Getekend: Soest, 12 april 1990, J. Visser, Progressief Soest.
Ik stel voor dat u dit in uw beraadslagingen meeneemt. Aan het eind van dit
agendapunt zal ik dit amendement en eventueel andere amendementen in
stemming brengen.
Heer VAN DEN BREEMER: Voorzitter, hoewel we hier een uitzonderlijk groot
bestemmingsplan voor ons hebben, met daaraan gekoppeld een groot aantal
bezwaren, kunnen we op een enkel punt na toch met het door u gedane
voorstel instemmen. Hierbij willen we toch ook even onze waardering
uitspreken voor uw ambtelijk apparaat, voor het vele werk dat zij verricht
hebben om de jarenlange wens van de raad om de herziening van dit
bestemmingsplan afgerond te krijgen, nu ook rond te krijgen.

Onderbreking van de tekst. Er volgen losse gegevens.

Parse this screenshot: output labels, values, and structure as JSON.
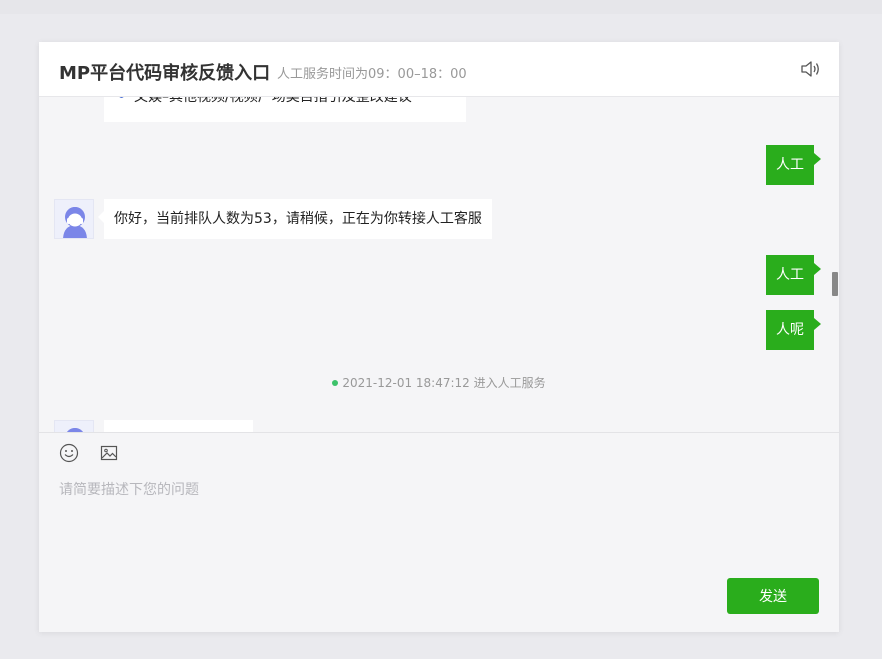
{
  "header": {
    "title": "MP平台代码审核反馈入口",
    "subtitle": "人工服务时间为09：00–18：00"
  },
  "icons": {
    "sound": "speaker-icon",
    "emoji": "smiley-icon",
    "image": "image-icon",
    "option_chevron": "›"
  },
  "chat": {
    "option_item": "文娱–其他视频/视频广场类目指引及整改建议",
    "messages": [
      {
        "side": "right",
        "text": "人工"
      },
      {
        "side": "left",
        "text": "你好，当前排队人数为53，请稍候，正在为你转接人工客服"
      },
      {
        "side": "right",
        "text": "人工"
      },
      {
        "side": "right",
        "text": "人呢"
      }
    ],
    "system_notice": "2021-12-01 18:47:12 进入人工服务"
  },
  "composer": {
    "placeholder": "请简要描述下您的问题",
    "value": "",
    "send_label": "发送"
  },
  "colors": {
    "accent": "#2aad1c",
    "status_dot": "#3cc26a"
  }
}
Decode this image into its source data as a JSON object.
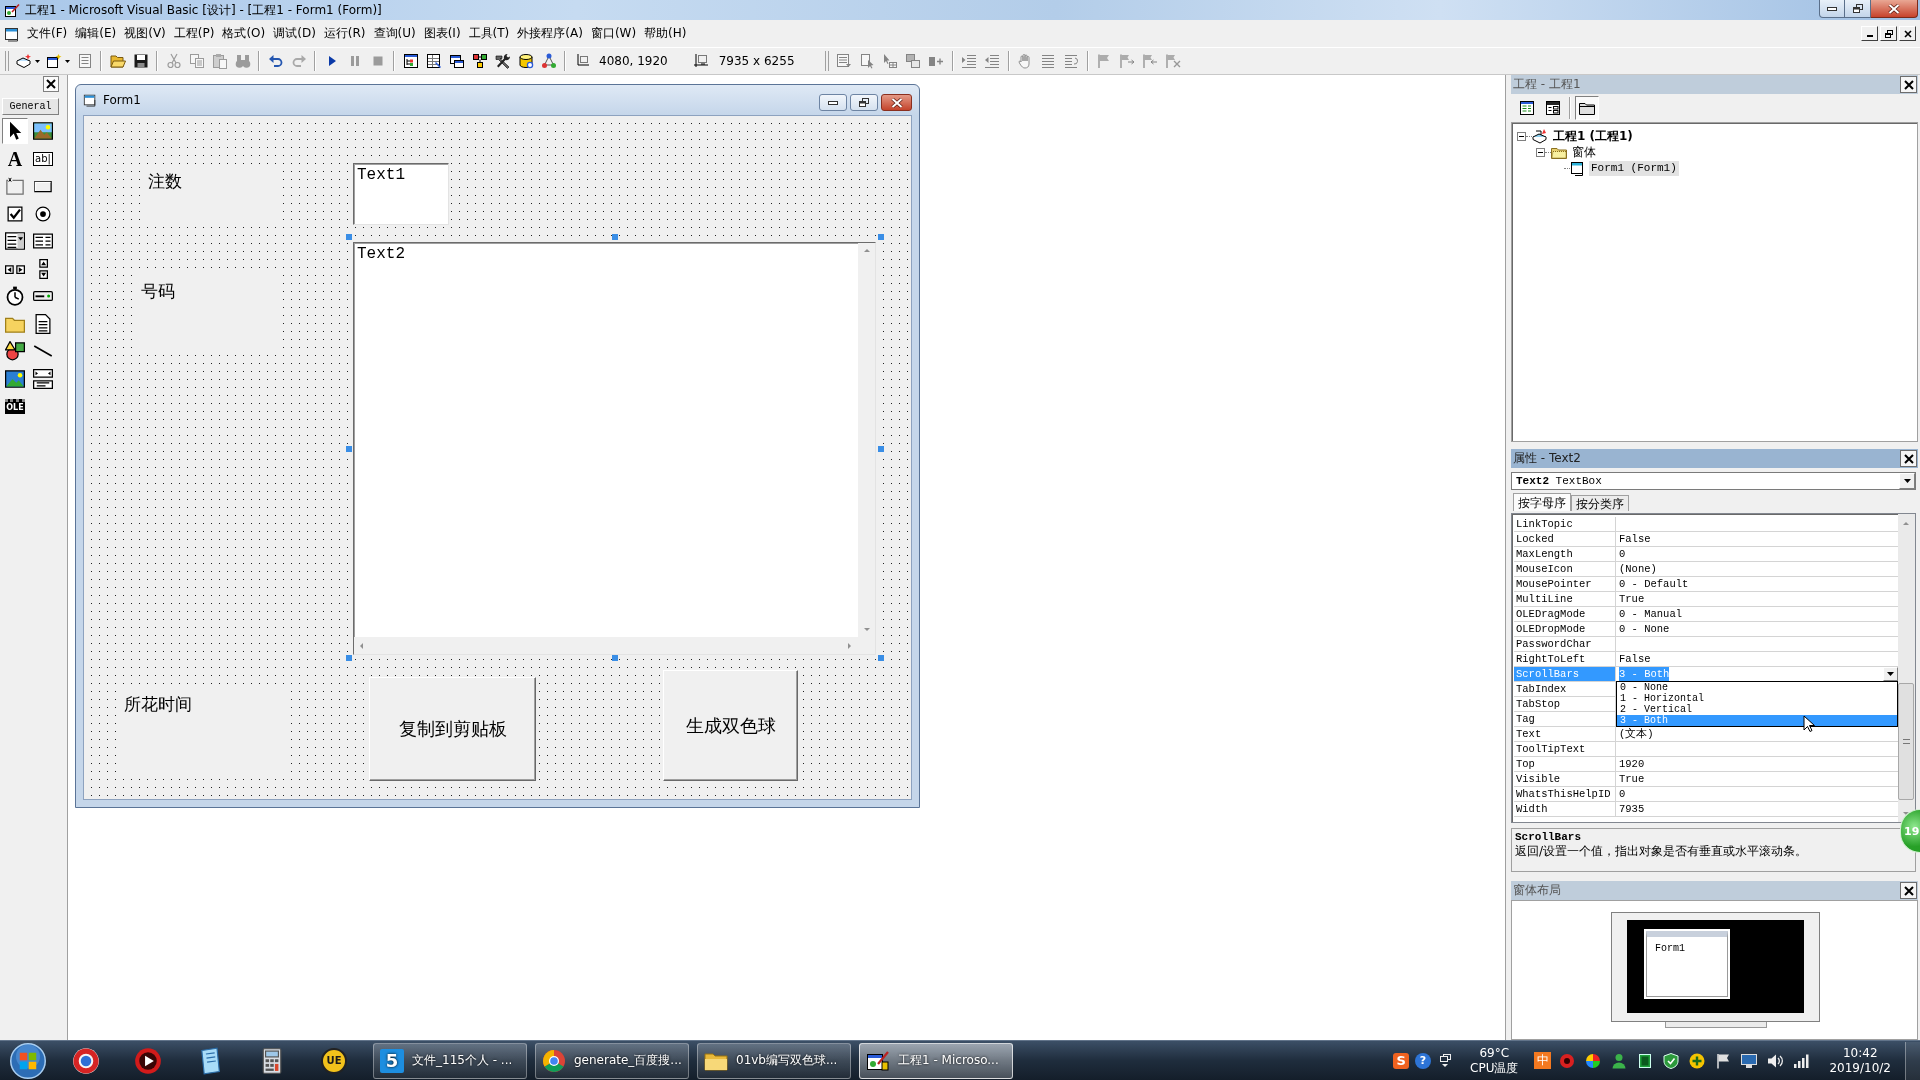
{
  "window": {
    "title": "工程1 - Microsoft Visual Basic [设计] - [工程1 - Form1 (Form)]"
  },
  "menu_bar": {
    "items": [
      "文件(F)",
      "编辑(E)",
      "视图(V)",
      "工程(P)",
      "格式(O)",
      "调试(D)",
      "运行(R)",
      "查询(U)",
      "图表(I)",
      "工具(T)",
      "外接程序(A)",
      "窗口(W)",
      "帮助(H)"
    ]
  },
  "toolbar": {
    "buttons": [
      {
        "disabled": false
      },
      {
        "disabled": false
      },
      {
        "disabled": true
      },
      {
        "disabled": false
      },
      {
        "disabled": false
      },
      {
        "disabled": true
      },
      {
        "disabled": true
      },
      {
        "disabled": true
      },
      {
        "disabled": true
      },
      {
        "disabled": false
      },
      {
        "disabled": true
      },
      {
        "disabled": false
      },
      {
        "disabled": true
      },
      {
        "disabled": true
      },
      {
        "disabled": false
      },
      {
        "disabled": false
      },
      {
        "disabled": false
      },
      {
        "disabled": false
      },
      {
        "disabled": false
      },
      {
        "disabled": false
      },
      {
        "disabled": false
      }
    ],
    "position": "4080, 1920",
    "size": "7935 x 6255"
  },
  "edit_toolbar": {
    "buttons": [
      {
        "disabled": true
      },
      {
        "disabled": true
      },
      {
        "disabled": true
      },
      {
        "disabled": true
      },
      {
        "disabled": true
      },
      {
        "disabled": true
      },
      {
        "disabled": true
      },
      {
        "disabled": true
      },
      {
        "disabled": true
      },
      {
        "disabled": true
      },
      {
        "disabled": true
      },
      {
        "disabled": true
      },
      {
        "disabled": true
      },
      {
        "disabled": true
      }
    ]
  },
  "toolbox": {
    "tab": "General",
    "tools": [
      {
        "selected": true
      },
      {
        "selected": false
      },
      {
        "selected": false,
        "glyph": "A"
      },
      {
        "selected": false,
        "glyph": "ab|"
      },
      {
        "selected": false
      },
      {
        "selected": false
      },
      {
        "selected": false
      },
      {
        "selected": false
      },
      {
        "selected": false
      },
      {
        "selected": false
      },
      {
        "selected": false
      },
      {
        "selected": false
      },
      {
        "selected": false
      },
      {
        "selected": false
      },
      {
        "selected": false
      },
      {
        "selected": false
      },
      {
        "selected": false
      },
      {
        "selected": false
      },
      {
        "selected": false
      },
      {
        "selected": false
      },
      {
        "selected": false,
        "glyph": "OLE"
      }
    ]
  },
  "form_designer": {
    "title": "Form1",
    "labels": [
      "注数",
      "号码",
      "所花时间"
    ],
    "textboxes": [
      {
        "text": "Text1",
        "selected": false
      },
      {
        "text": "Text2",
        "selected": true
      }
    ],
    "buttons": [
      "复制到剪贴板",
      "生成双色球"
    ]
  },
  "project_explorer": {
    "title": "工程 - 工程1",
    "toolbar": [
      {
        "selected": false
      },
      {
        "selected": false
      },
      {
        "selected": true
      }
    ],
    "tree": [
      {
        "label": "工程1 (工程1)",
        "expanded": true,
        "selected": false,
        "children": [
          {
            "label": "窗体",
            "expanded": true,
            "selected": false,
            "children": [
              {
                "label": "Form1 (Form1)",
                "selected": true
              }
            ]
          }
        ]
      }
    ]
  },
  "properties": {
    "title": "属性 - Text2",
    "object": "**Text2** TextBox",
    "tabs": [
      {
        "label": "按字母序",
        "selected": true
      },
      {
        "label": "按分类序",
        "selected": false
      }
    ],
    "rows": [
      {
        "name": "LinkTopic",
        "selected": false
      },
      {
        "name": "Locked",
        "value": "False",
        "selected": false
      },
      {
        "name": "MaxLength",
        "value": "0",
        "selected": false
      },
      {
        "name": "MouseIcon",
        "value": "(None)",
        "selected": false
      },
      {
        "name": "MousePointer",
        "value": "0 - Default",
        "selected": false
      },
      {
        "name": "MultiLine",
        "value": "True",
        "selected": false
      },
      {
        "name": "OLEDragMode",
        "value": "0 - Manual",
        "selected": false
      },
      {
        "name": "OLEDropMode",
        "value": "0 - None",
        "selected": false
      },
      {
        "name": "PasswordChar",
        "selected": false
      },
      {
        "name": "RightToLeft",
        "value": "False",
        "selected": false
      },
      {
        "name": "ScrollBars",
        "value": "3 - Both",
        "selected": true,
        "options": [
          {
            "label": "0 - None",
            "selected": false
          },
          {
            "label": "1 - Horizontal",
            "selected": false
          },
          {
            "label": "2 - Vertical",
            "selected": false
          },
          {
            "label": "3 - Both",
            "selected": true
          }
        ]
      },
      {
        "name": "TabIndex",
        "selected": false
      },
      {
        "name": "TabStop",
        "selected": false
      },
      {
        "name": "Tag",
        "selected": false
      },
      {
        "name": "Text",
        "value": "(文本)",
        "selected": false
      },
      {
        "name": "ToolTipText",
        "selected": false
      },
      {
        "name": "Top",
        "value": "1920",
        "selected": false
      },
      {
        "name": "Visible",
        "value": "True",
        "selected": false
      },
      {
        "name": "WhatsThisHelpID",
        "value": "0",
        "selected": false
      },
      {
        "name": "Width",
        "value": "7935",
        "selected": false
      }
    ],
    "description": {
      "name": "ScrollBars",
      "text": "返回/设置一个值，指出对象是否有垂直或水平滚动条。"
    }
  },
  "form_layout": {
    "title": "窗体布局",
    "form": "Form1"
  },
  "floating_ball": {
    "text": "19"
  },
  "taskbar": {
    "launcher_glyph": "UE",
    "tasks": [
      {
        "label": "文件_115个人 - ...",
        "glyph": "5",
        "selected": false
      },
      {
        "label": "generate_百度搜...",
        "selected": false
      },
      {
        "label": "01vb编写双色球...",
        "selected": false
      },
      {
        "label": "工程1 - Microso...",
        "selected": true
      }
    ],
    "tray": {
      "glyphs": [
        "S",
        "?"
      ],
      "temperature": "69°C",
      "temperature_label": "CPU温度",
      "input_mode": "中",
      "time": "10:42",
      "date": "2019/10/2"
    }
  }
}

Voorts komt het ons begrijpelijk voor dat er vele wensen en opmerkingen
zijn gemaakt op zo'n groot gebied omvattend bestemmingsplan met inherent
hieraan grote onderlinge tegenstrijdigheden. Pleit de een voor meer uit
breidingsmogelijkheden, de ander bepleit een zo groot mogelijke beperking
hiervan. Dit vereist grote zorgvuldigheid bij de beoordeling hiervan.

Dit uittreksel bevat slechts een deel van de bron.